A ideia de Gustavo Ioschpe de tornar obrigatório afixar no portão de entrada das escolas os resultados do Índice de Desenvolvimento da Educação Básica, o IDEB, tornou-se perigosa porque foi encampada por três projetos de lei apresentados na Câmara dos Deputados. O próprio MEC alertou no início da tramitação que tais projetos eram constrangedores para as escolas, e é consenso entre os órgãos de classe, como a Confederação Nacional dos Trabalhadores em Educação (CNTE), que há inúmeros problemas nas escolas brasileiras que independem do esforço dos professores e que afetam o processo de ensino – como as condições das instalações, a falta de energia elétrica e água em escolas rurais, etc. A conclusão é que a proposta do economista cobra dos profissionais de ensino o que deve ser responsabilidade do Estado, estabelece uma competição desnecessária entre as instituições educacionais, aumenta o estresse profissional de professores e reduz a autoestima de alunos. Se a proposta vencer, será praticada uma violência simbólica contra a escola: ela será jogada, de uma vez por todas, ao sabor da ideologia pura de mercado, ao ser submetida ao princípio da competição, cujo efeito é reduzir a autonomia escolar, substituir a defesa do desenvolvimento integral do aluno pela busca de indicadores baseados em dados quantitativos – e não qualitativos – e na gestão de recursos financeiros.

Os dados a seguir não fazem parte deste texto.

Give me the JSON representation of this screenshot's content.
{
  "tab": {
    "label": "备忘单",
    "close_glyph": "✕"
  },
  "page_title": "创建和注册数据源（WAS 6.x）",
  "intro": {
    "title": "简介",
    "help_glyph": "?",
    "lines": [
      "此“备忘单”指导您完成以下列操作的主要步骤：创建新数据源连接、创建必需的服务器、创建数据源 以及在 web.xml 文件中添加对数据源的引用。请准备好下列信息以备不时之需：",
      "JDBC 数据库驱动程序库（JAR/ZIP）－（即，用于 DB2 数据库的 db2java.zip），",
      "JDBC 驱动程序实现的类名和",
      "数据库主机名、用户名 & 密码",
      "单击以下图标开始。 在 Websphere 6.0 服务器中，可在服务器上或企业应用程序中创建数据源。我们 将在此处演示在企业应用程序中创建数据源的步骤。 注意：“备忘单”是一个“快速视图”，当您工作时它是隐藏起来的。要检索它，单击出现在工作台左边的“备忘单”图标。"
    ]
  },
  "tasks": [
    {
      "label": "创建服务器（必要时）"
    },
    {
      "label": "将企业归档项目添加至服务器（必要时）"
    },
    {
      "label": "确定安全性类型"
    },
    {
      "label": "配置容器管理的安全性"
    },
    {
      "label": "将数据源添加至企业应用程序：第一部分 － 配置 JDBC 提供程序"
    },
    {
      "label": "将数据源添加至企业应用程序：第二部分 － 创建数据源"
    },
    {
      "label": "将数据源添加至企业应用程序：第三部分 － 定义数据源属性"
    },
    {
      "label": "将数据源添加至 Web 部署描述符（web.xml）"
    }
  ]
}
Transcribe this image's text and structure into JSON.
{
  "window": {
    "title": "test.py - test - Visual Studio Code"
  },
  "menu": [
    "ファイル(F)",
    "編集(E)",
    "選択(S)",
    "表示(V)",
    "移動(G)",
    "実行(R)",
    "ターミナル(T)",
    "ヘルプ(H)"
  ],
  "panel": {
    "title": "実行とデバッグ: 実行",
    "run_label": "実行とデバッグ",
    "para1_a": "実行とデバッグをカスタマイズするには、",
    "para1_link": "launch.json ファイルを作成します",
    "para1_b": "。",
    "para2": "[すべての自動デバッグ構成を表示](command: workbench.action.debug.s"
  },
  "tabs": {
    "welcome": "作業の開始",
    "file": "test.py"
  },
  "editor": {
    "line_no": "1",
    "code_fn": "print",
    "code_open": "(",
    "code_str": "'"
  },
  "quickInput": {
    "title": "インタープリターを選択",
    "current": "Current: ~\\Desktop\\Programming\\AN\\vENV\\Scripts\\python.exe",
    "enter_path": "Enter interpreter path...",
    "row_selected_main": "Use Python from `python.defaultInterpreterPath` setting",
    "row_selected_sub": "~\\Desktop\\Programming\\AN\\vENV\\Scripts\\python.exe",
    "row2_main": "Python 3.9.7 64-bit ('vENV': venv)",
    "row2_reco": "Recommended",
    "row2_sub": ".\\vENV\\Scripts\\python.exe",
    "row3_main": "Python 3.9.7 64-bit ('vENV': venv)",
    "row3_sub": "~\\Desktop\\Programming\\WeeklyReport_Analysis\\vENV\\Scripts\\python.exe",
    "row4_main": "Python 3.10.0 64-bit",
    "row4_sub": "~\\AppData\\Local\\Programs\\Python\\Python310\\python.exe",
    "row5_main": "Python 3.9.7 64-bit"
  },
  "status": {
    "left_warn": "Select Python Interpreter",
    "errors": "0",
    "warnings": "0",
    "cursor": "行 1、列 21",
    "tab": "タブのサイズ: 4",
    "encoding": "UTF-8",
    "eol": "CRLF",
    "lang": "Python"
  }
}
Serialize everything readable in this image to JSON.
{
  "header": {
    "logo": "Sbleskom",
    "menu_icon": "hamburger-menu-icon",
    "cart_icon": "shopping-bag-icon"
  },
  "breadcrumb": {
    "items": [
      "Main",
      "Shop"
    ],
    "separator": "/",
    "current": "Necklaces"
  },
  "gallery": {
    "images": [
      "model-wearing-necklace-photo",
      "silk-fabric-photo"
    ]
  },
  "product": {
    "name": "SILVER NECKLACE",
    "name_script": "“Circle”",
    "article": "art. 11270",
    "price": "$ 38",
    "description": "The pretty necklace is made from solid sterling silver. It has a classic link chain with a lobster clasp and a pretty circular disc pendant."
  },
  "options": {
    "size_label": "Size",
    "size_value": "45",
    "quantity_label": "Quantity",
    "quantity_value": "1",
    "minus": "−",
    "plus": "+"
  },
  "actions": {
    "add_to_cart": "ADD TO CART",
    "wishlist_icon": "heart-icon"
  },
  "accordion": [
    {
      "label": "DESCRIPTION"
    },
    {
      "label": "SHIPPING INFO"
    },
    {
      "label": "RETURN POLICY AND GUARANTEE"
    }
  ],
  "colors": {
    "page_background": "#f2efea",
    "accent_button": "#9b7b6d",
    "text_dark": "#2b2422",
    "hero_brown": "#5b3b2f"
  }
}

O que está por trás dessa discussão? O pressuposto de Ioschpe é que teorias e métodos econômicos podem ser aplicados à educação. É o que faz em sua obra “A ignorância custa um mundo” (ed. Francis, 2004), na qual defende a analogia entre produtividade física do capital e educação. Defende, entre outras ideias, que “basta imaginar que a escola é uma instituição especializada na produção de treinamento” (p.33) e que “os princípios da economia também se aplicam ao 'mercado' da educação” (p.152). Mais grave, o autor propõe uma reforma do ensino brasileiro baseada, entre outras coisas, no “fim da gratuidade do ensino público universitário” (p.231, grifo meu) e no ”fim do desconto no IR para gastos com educação” (p.243). Para mim, a “economia da educação” de Ioschpe é o mais puro pensamento de direita, na qual a economia, a defesa de índices, o mercado e o liberalismo são o remédio pronto para a solução de todos os males da educação. É nela que se fundamenta a defesa da afixação do IDEB nas fachadas das escolas. Em “Rumo ao Abismo” (Bertrand Brasil, 2011), Edgar Morin mostra o quanto esse paradigma é equivocado quando se trata da educação. Para Morin, "a ciência econômica, ao mesmo tempo em que é a ciência social matematicamente mais avançada, é a ciência social humanamente mais retrógrada”, pois “se abstraiu das condições sociais, históricas, políticas, psicológicas, ecológicas, inseparáveis das atividades econômicas” (Morin, p.48). A afixação do índice do IDEB na fachada das escolas é o simulacro perverso e deformador desse universo econômico. O indicador aliena porque compartimentaliza, separa e isola aquilo que os educadores veem de forma interdependente: as condições de produção do trabalho escolar. Sua falsa racionalidade baseia-se num mecanismo ideológico elementar: a tentação do sentido. Diante dos terríveis problemas educacionais que vivemos hoje, a valorização de indicadores surge como portador de sentido, mas esconde por trás uma perversa lógica econômica baseada na defesa da competição. A ilusão vendida por Ioschpe é que, se indicadores servem para economistas, devem servir para os profissionais do ensino. Nada mais perverso, porque o que ele não diz é que a economia capitalista não é um mundo equilibrado, ao contrário, é um mundo repleto de catástrofes no qual os problemas da educação são justamente um de seus produtos.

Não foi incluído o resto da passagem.